This lesson focuses on Cycles & Reflection at the advanced level. Use it to move from definition to implementation-ready explanation.
Concept
Advanced patterns: LATS (Language Agent Tree Search) combines reflection with Monte Carlo Tree Search - generate multiple candidates via Send API fan-out, score each, expand the most promising. Confidence threshold routing stops the loop when the LLM reports high confidence via structured output. Cost control is critical: use cheap models for critique, expensive only for final generation.
Key Facts
- LATS: Send API fan-out + scoring + tree pruning for planning problems
- Confidence threshold: route to END only when structured output confidence > 0.85
- Parallel critique: fan-out to multiple critics, aggregate weighted scores
- Cost control: cheap model for critique, expensive model for final generation only
- Streaming reflection: astream_events() streams intermediate drafts to UI
Reference Implementation
from langgraph.types import Send
from typing import TypedDict, Annotated, List
import operator
def add_int(old: int, new: int) -> int:
return old + new
class LATSState(TypedDict):
task: str
candidates: Annotated[List[str], operator.add]
scores: Annotated[List[float], operator.add]
iteration: Annotated[int, add_int]
best_candidate: str
def generate_candidates(state: LATSState):
# Fan-out: generate 3 diverse candidates in parallel
return [Send("gen_one", {"task": state["task"], "seed": i}) for i in range(3)]
def gen_one(state: dict):
draft = f"Candidate {state['seed']}: {state['task'][:30]}"
return {"candidates": [draft]}
def score_all(state: LATSState):
# judge_llm.invoke each candidate in production
scores = [0.6 + i * 0.1 for i in range(len(state["candidates"]))]
best_idx = scores.index(max(scores))
return {
"scores": scores,
"best_candidate": state["candidates"][best_idx],
"iteration": 1
}
def should_continue(state: LATSState) -> str:
if state["iteration"] >= 3 or max(state["scores"], default=0) > 0.85:
return "end"
return "generate_candidates"
Interview Q&A
Q1. How would you implement a confidence-based loop that stops when certain enough?
Add a confidence field to state. In your generation node, prompt the LLM to output confidence 0-1 alongside the answer using with_structured_output. In the routing function: if confidence > threshold (e.g., 0.85) route to END; else route back to generate with previous result as context. Calibrate the threshold empirically using your eval dataset.
Q2. Explain LATS and when to use it over simple reflection.

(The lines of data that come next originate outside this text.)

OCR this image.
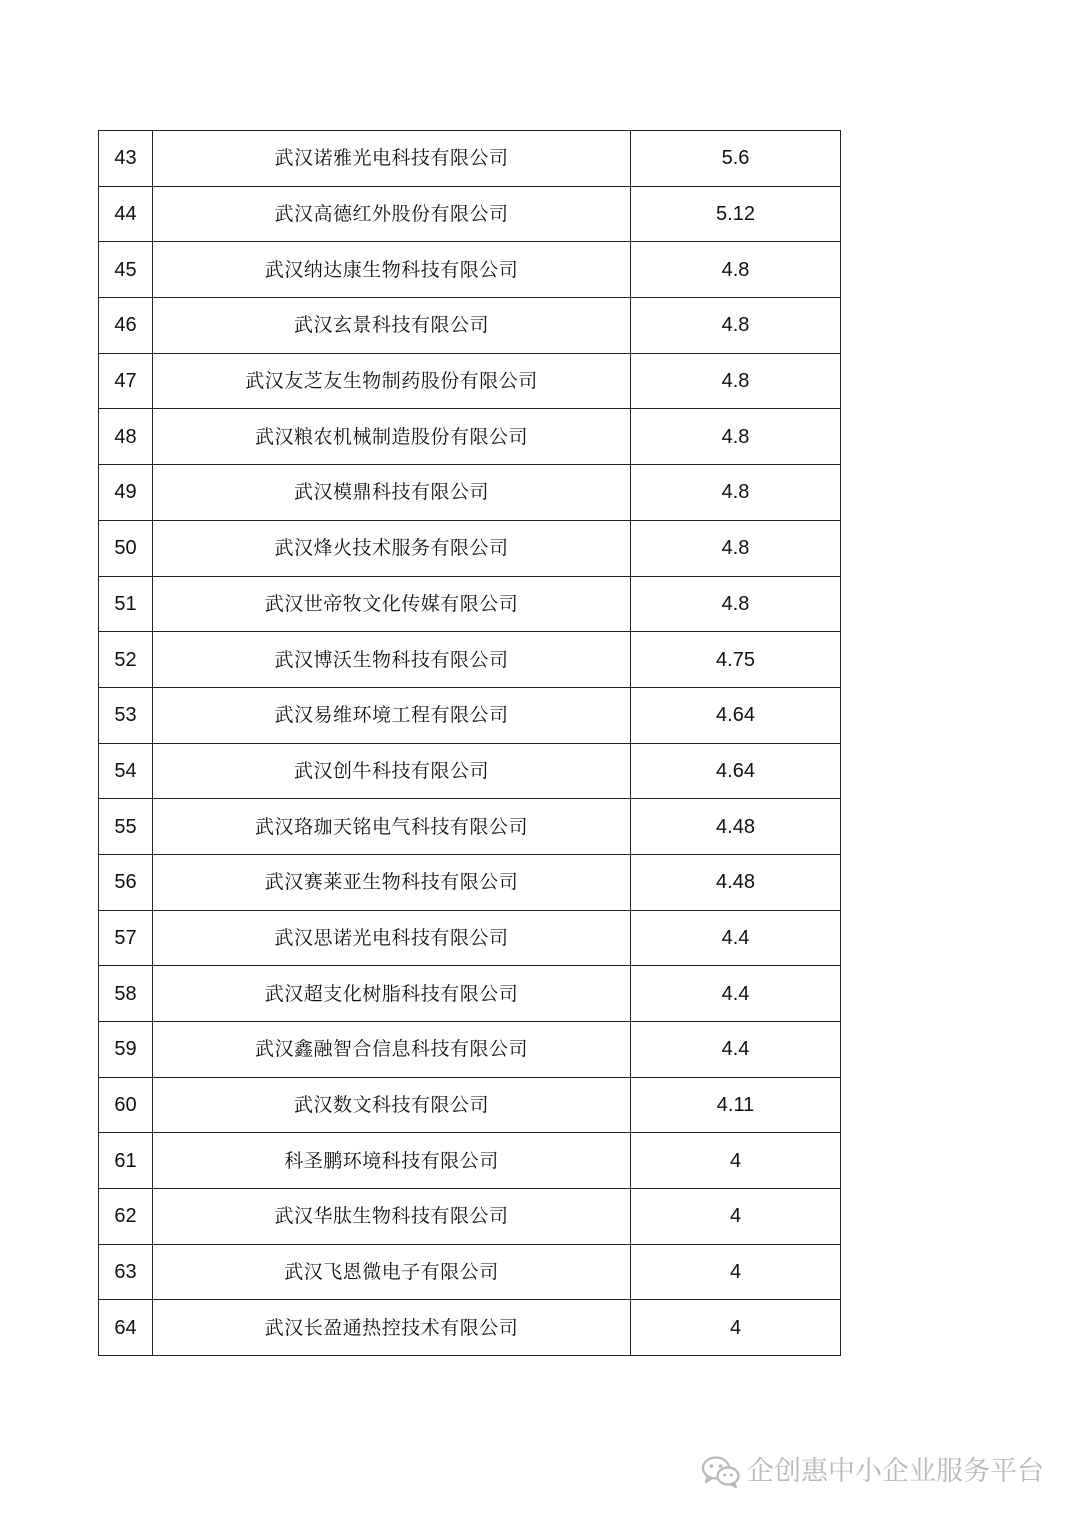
43	武汉诺雅光电科技有限公司	5.6
44	武汉高德红外股份有限公司	5.12
45	武汉纳达康生物科技有限公司	4.8
46	武汉玄景科技有限公司	4.8
47	武汉友芝友生物制药股份有限公司	4.8
48	武汉粮农机械制造股份有限公司	4.8
49	武汉模鼎科技有限公司	4.8
50	武汉烽火技术服务有限公司	4.8
51	武汉世帝牧文化传媒有限公司	4.8
52	武汉博沃生物科技有限公司	4.75
53	武汉易维环境工程有限公司	4.64
54	武汉创牛科技有限公司	4.64
55	武汉珞珈天铭电气科技有限公司	4.48
56	武汉赛莱亚生物科技有限公司	4.48
57	武汉思诺光电科技有限公司	4.4
58	武汉超支化树脂科技有限公司	4.4
59	武汉鑫融智合信息科技有限公司	4.4
60	武汉数文科技有限公司	4.11
61	科圣鹏环境科技有限公司	4
62	武汉华肽生物科技有限公司	4
63	武汉飞恩微电子有限公司	4
64	武汉长盈通热控技术有限公司	4
企创惠中小企业服务平台
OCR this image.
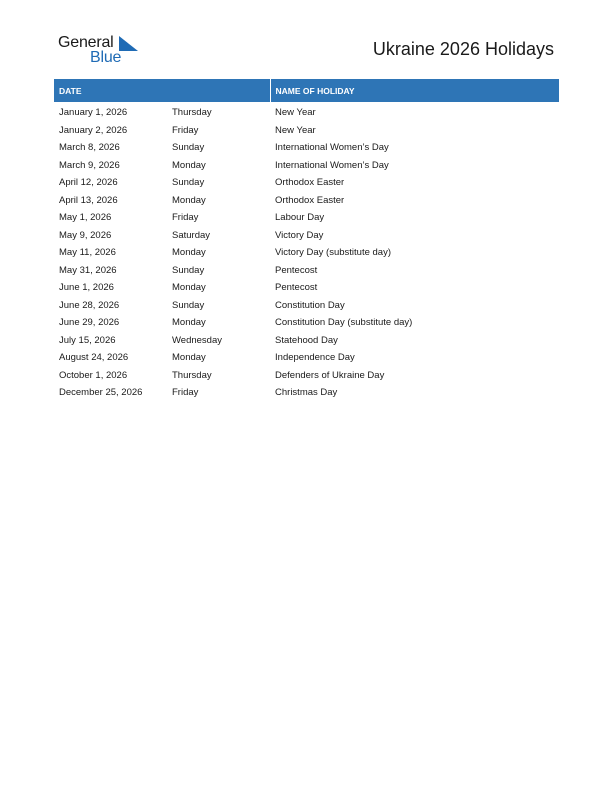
General
Blue	Ukraine 2026 Holidays
DATE		NAME OF HOLIDAY
January 1, 2026	Thursday	New Year
January 2, 2026	Friday	New Year
March 8, 2026	Sunday	International Women’s Day
March 9, 2026	Monday	International Women’s Day
April 12, 2026	Sunday	Orthodox Easter
April 13, 2026	Monday	Orthodox Easter
May 1, 2026	Friday	Labour Day
May 9, 2026	Saturday	Victory Day
May 11, 2026	Monday	Victory Day (substitute day)
May 31, 2026	Sunday	Pentecost
June 1, 2026	Monday	Pentecost
June 28, 2026	Sunday	Constitution Day
June 29, 2026	Monday	Constitution Day (substitute day)
July 15, 2026	Wednesday	Statehood Day
August 24, 2026	Monday	Independence Day
October 1, 2026	Thursday	Defenders of Ukraine Day
December 25, 2026	Friday	Christmas Day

LATS generates multiple candidate responses, evaluates each, expands the most promising, and backtracks dead ends - like MCTS. Use it when: the answer space is large and diverse, simple reflection converges to the same bad local optimum, or you have budget for 10-50 LLM calls per query. Standard reflection suffices for most production use cases.
Q3. How do you control costs in production reflection loops?
Use a cheap fast model for critique (GPT-4o-mini, Claude Haiku), expensive model only for final generation. Cap iterations at 2-3 and measure quality uplift per iteration - often diminishing returns after round 2. Track cost per query in LangSmith and set budget alerts. Cache critiques for identical drafts.
Q4. Why combine Send with reflection?
Send lets you generate or critique multiple candidates in parallel, then reduce their scores before choosing the next branch. This gives reflection breadth without hiding all work inside one opaque node.
Q5. What makes LATS expensive?
LATS expands multiple candidates over multiple iterations, so model calls grow quickly. Use strict depth limits, candidate pruning, cached scores, and cheaper judge models to keep search from dominating cost.
Practice Task
Explain when this LangGraph pattern is safer than a linear chain, then name one production failure it prevents.